* Freddie to send Treasury $10.4 billion next month
* Fannie, Freddie dividends put taxpayers ahead by about $15.4 bln
By Margaret Chadbourn
WASHINGTON, Feb 27 (Reuters) - Freddie Mac on Thursday posted a record annual profit of $48.7 billion for 2013, triggering another fat dividend that will put taxpayers further into the black for bailing out the No. 2 U.S. mortgage company, but it warned its recent string of eye-popping earnings was unsustainable.
The company reported net income of $8.6 billion in the three months ended Dec. 31, paving the way for a $10.4 billion dividend payment to the U.S. Treasury.
While the profit largely came from a reversal of a tax provision that resulted in a large windfall, Freddie Mac’s improved fortunes have leaned heavily on the recovery in the U.S. housing market. But the recovery already appears to be moderating, and the company said that the level of earnings “is not sustainable over the long term.”
Freddie Mac and larger sibling Fannie Mae have operated under federal conservatorship since 2008. The companies’ preferred shares, which some hedge funds have bought aggressively over the past year, jumped by the most in two months and now stand at their highest levels since Sept. 5, 2008, the last trading day before the government seized them.
After both make their latest dividend payments, taxpayers will have received $202.9 billion for their support, $15.4 billion more than the $187.5 billion provided in bailout funds.
Last week, Fannie Mae reported record annual earnings and said it would ship $7.2 billion to the Treasury, putting taxpayers ahead on its bailout for the first time. Freddie Mac had broken even in the previous quarter.
The two companies, which own or guarantee 60 percent of all U.S. home loans, have been helped by a housing recovery that has lifted prices and kept a lid on defaults. Their return to profitability also let them reverse write-downs of certain tax-related assets, leading to large one-time windfalls.
U.S. home price inflation in 2014 will be nearly half of what it was in 2013, according to a recent Reuters poll. Reduced economic stimulus by the Federal Reserve and a tight supply of homes for sale are expected to slow price gains.
Property values are forecast to rise 6.7 percent this year. In a November Reuters poll, economists had said home values would rise 11.4 percent in 2014.
Freddie Mac affirmed it is seeing a slowdown in the increase of home prices that will affect future earnings.

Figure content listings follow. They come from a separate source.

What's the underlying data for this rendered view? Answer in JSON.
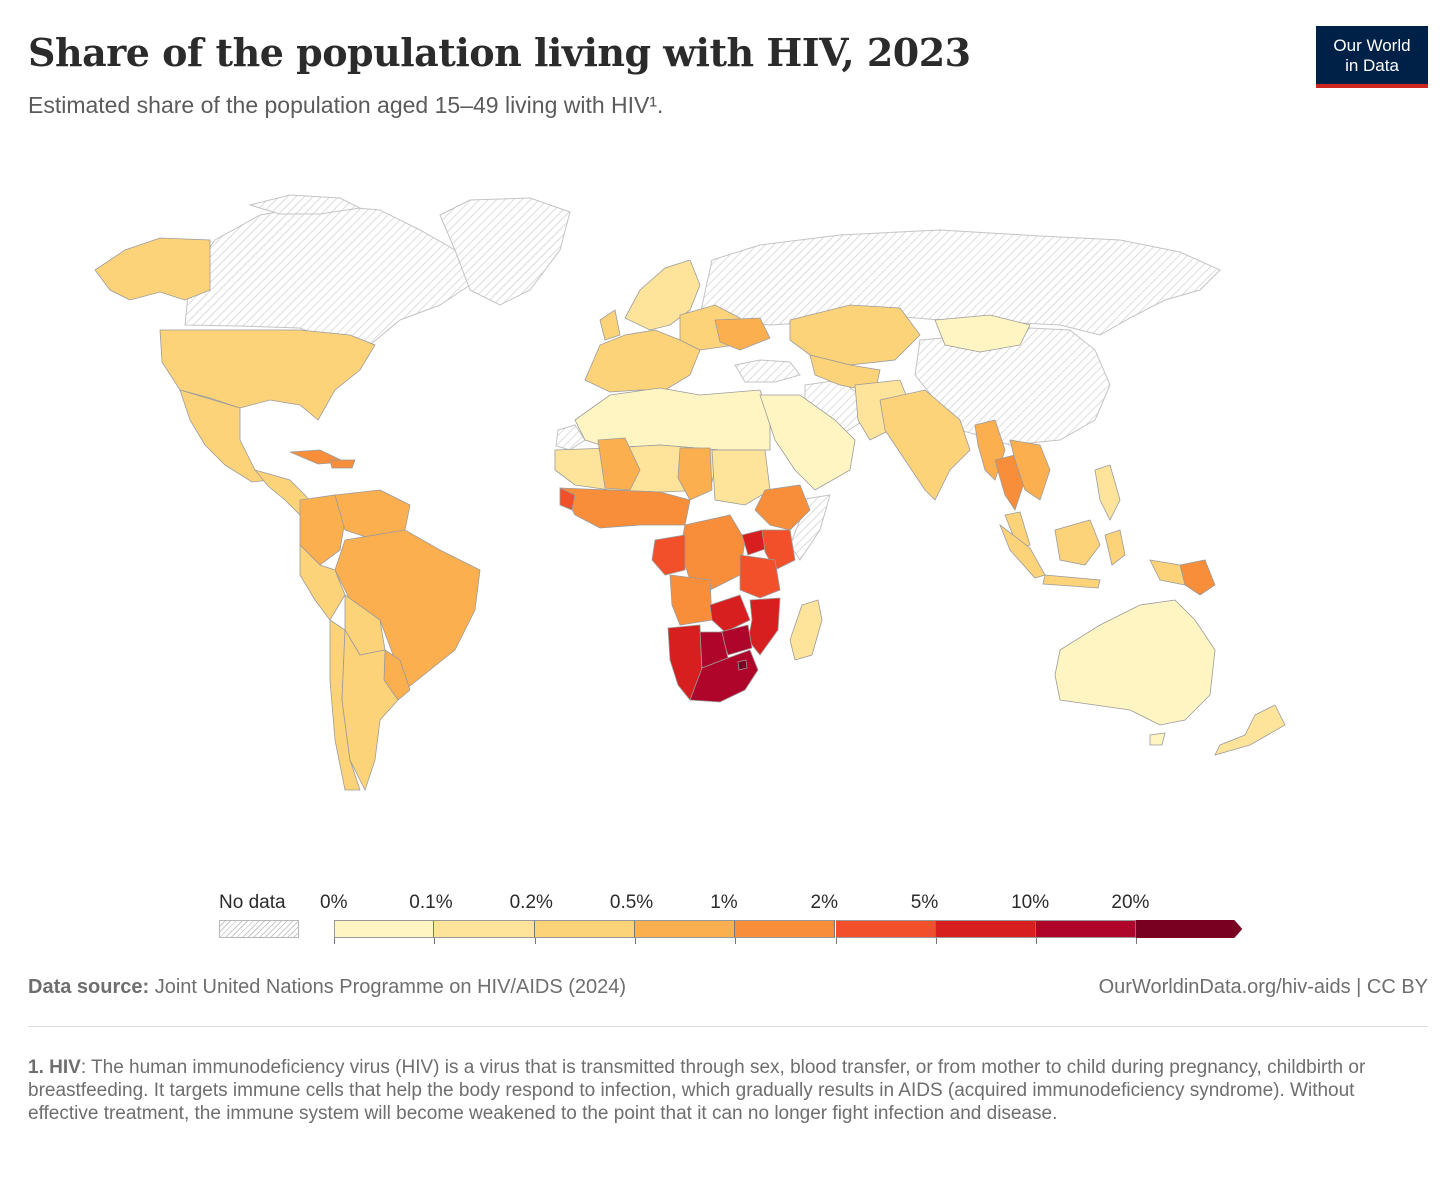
{
  "header": {
    "title": "Share of the population living with HIV, 2023",
    "subtitle": "Estimated share of the population aged 15–49 living with HIV¹."
  },
  "logo": {
    "line1": "Our World",
    "line2": "in Data"
  },
  "colors": {
    "no_data": "#e6e6e6",
    "bins": [
      "#fff5c2",
      "#fee49a",
      "#fdd37a",
      "#fcaf4f",
      "#f98e3a",
      "#f1502b",
      "#d71f1f",
      "#b0052a",
      "#790021"
    ],
    "border": "#b5b5b5"
  },
  "legend": {
    "no_data_label": "No data",
    "ticks": [
      "0%",
      "0.1%",
      "0.2%",
      "0.5%",
      "1%",
      "2%",
      "5%",
      "10%",
      "20%"
    ]
  },
  "map_data": {
    "no_data_regions": [
      "Canada",
      "Greenland",
      "Russia",
      "China",
      "Turkey",
      "Iran",
      "Somalia"
    ],
    "regions": [
      {
        "name": "United States",
        "bin": 2
      },
      {
        "name": "Alaska",
        "bin": 2
      },
      {
        "name": "Mexico",
        "bin": 2
      },
      {
        "name": "Central America",
        "bin": 2
      },
      {
        "name": "Caribbean",
        "bin": 4
      },
      {
        "name": "Venezuela & Guyanas",
        "bin": 3
      },
      {
        "name": "Colombia",
        "bin": 3
      },
      {
        "name": "Peru",
        "bin": 2
      },
      {
        "name": "Brazil",
        "bin": 3
      },
      {
        "name": "Bolivia",
        "bin": 2
      },
      {
        "name": "Paraguay & Uruguay",
        "bin": 3
      },
      {
        "name": "Argentina",
        "bin": 2
      },
      {
        "name": "Chile",
        "bin": 2
      },
      {
        "name": "Western Europe",
        "bin": 2
      },
      {
        "name": "Scandinavia",
        "bin": 1
      },
      {
        "name": "Eastern Europe",
        "bin": 2
      },
      {
        "name": "Ukraine",
        "bin": 3
      },
      {
        "name": "Kazakhstan",
        "bin": 2
      },
      {
        "name": "Mongolia",
        "bin": 0
      },
      {
        "name": "North Africa",
        "bin": 0
      },
      {
        "name": "Arabian Peninsula",
        "bin": 0
      },
      {
        "name": "Sahel",
        "bin": 1
      },
      {
        "name": "Mali",
        "bin": 3
      },
      {
        "name": "Chad",
        "bin": 3
      },
      {
        "name": "Sudan",
        "bin": 1
      },
      {
        "name": "West Africa",
        "bin": 4
      },
      {
        "name": "Central Africa",
        "bin": 4
      },
      {
        "name": "Gabon & Congo",
        "bin": 5
      },
      {
        "name": "Ethiopia",
        "bin": 4
      },
      {
        "name": "Uganda",
        "bin": 6
      },
      {
        "name": "Kenya",
        "bin": 5
      },
      {
        "name": "Tanzania",
        "bin": 5
      },
      {
        "name": "Angola",
        "bin": 4
      },
      {
        "name": "Zambia",
        "bin": 6
      },
      {
        "name": "Mozambique",
        "bin": 6
      },
      {
        "name": "Malawi",
        "bin": 6
      },
      {
        "name": "Zimbabwe",
        "bin": 7
      },
      {
        "name": "Namibia",
        "bin": 6
      },
      {
        "name": "Botswana",
        "bin": 7
      },
      {
        "name": "South Africa",
        "bin": 7
      },
      {
        "name": "Eswatini",
        "bin": 8
      },
      {
        "name": "Madagascar",
        "bin": 1
      },
      {
        "name": "Afghanistan & Pakistan",
        "bin": 1
      },
      {
        "name": "India",
        "bin": 2
      },
      {
        "name": "Myanmar",
        "bin": 3
      },
      {
        "name": "Thailand",
        "bin": 4
      },
      {
        "name": "Indochina",
        "bin": 3
      },
      {
        "name": "Malaysia",
        "bin": 2
      },
      {
        "name": "Indonesia",
        "bin": 2
      },
      {
        "name": "Philippines",
        "bin": 1
      },
      {
        "name": "Papua New Guinea",
        "bin": 4
      },
      {
        "name": "Australia",
        "bin": 0
      },
      {
        "name": "New Zealand",
        "bin": 1
      }
    ]
  },
  "footer": {
    "source_label": "Data source:",
    "source_text": "Joint United Nations Programme on HIV/AIDS (2024)",
    "url": "OurWorldinData.org/hiv-aids | CC BY",
    "note_label": "1. HIV",
    "note_text": ": The human immunodeficiency virus (HIV) is a virus that is transmitted through sex, blood transfer, or from mother to child during pregnancy, childbirth or breastfeeding. It targets immune cells that help the body respond to infection, which gradually results in AIDS (acquired immunodeficiency syndrome). Without effective treatment, the immune system will become weakened to the point that it can no longer fight infection and disease."
  }
}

“The year and quarter were extremely strong,” Donald Layton, Freddie Mac’s chief executive officer, said on a call with reporters. “These levels of income are not sustainable.”
“We generally think we will be profitable, but we could easily have a quarter here and there where we are not,” Layton said. “We do not believe we’re repeating the sins of the past.”
No one expected the two companies to become profitable again so quickly, but when home prices surged in 2012, they were able to recover more money than expected on soured loans.
The duo must now turn over any profits to the Treasury as dividends on the controlling stake the government took when it bailed them out. They cannot repurchase the government’s share.
Stakeholders, including Perry Capital LLC and Fairholme Funds Inc., have sued the United States and argue that since Fannie and Freddie are returning profits to taxpayers, the government’s stake should shrink. This would benefit private shareholders who would see the value of their shares rise.
A federal judge granted Fairholme a motion to conduct discovery in its lawsuit against the Treasury Department on Wednesday, a ruling that allows the investment firm to seek evidence in its case. The litigation is expected to drag on for years.
Investors view the ruling as a positive development and the recent string of earnings as providing more potential for a recovery on their investment.
Freddie Mac’s preferred shares rose as much as 7.4 percent to $12.40, their biggest daily gain since Jan. 8 and their highest level since 2008. In afternoon trading, Freddie Mac’s preferred stock was up 6.1 percent at $12.25.
Fannie Mae’s preferred shares climbed as much as 11.4 percent to $12.25, similarly the biggest daily gain since Jan. 8 and the highest price since 2008. In afternoon trading, Fannie Mae’s preferred stock was up 9.6 percent at $12.05.
The sizable dividend payments have complicated a debate on the companies’ future.
To avoid ever having a taxpayer rescue again, the Obama administration and lawmakers on Capitol Hill have vowed to wind down Fannie Mae and Freddie Mac and revamp the housing finance system.
The Senate is working on a bipartisan bill that would ensure a government backstop for the market remains in place in times of crisis, an approach favored by the White House. A Republican-backed bill in the U.S. House of Representatives would limit federal mortgage guarantees more sharply.
The companies don’t make loans, but instead buy them from lenders and package them into securities they sell to investors. In doing so, they provide a steady source of mortgage funds.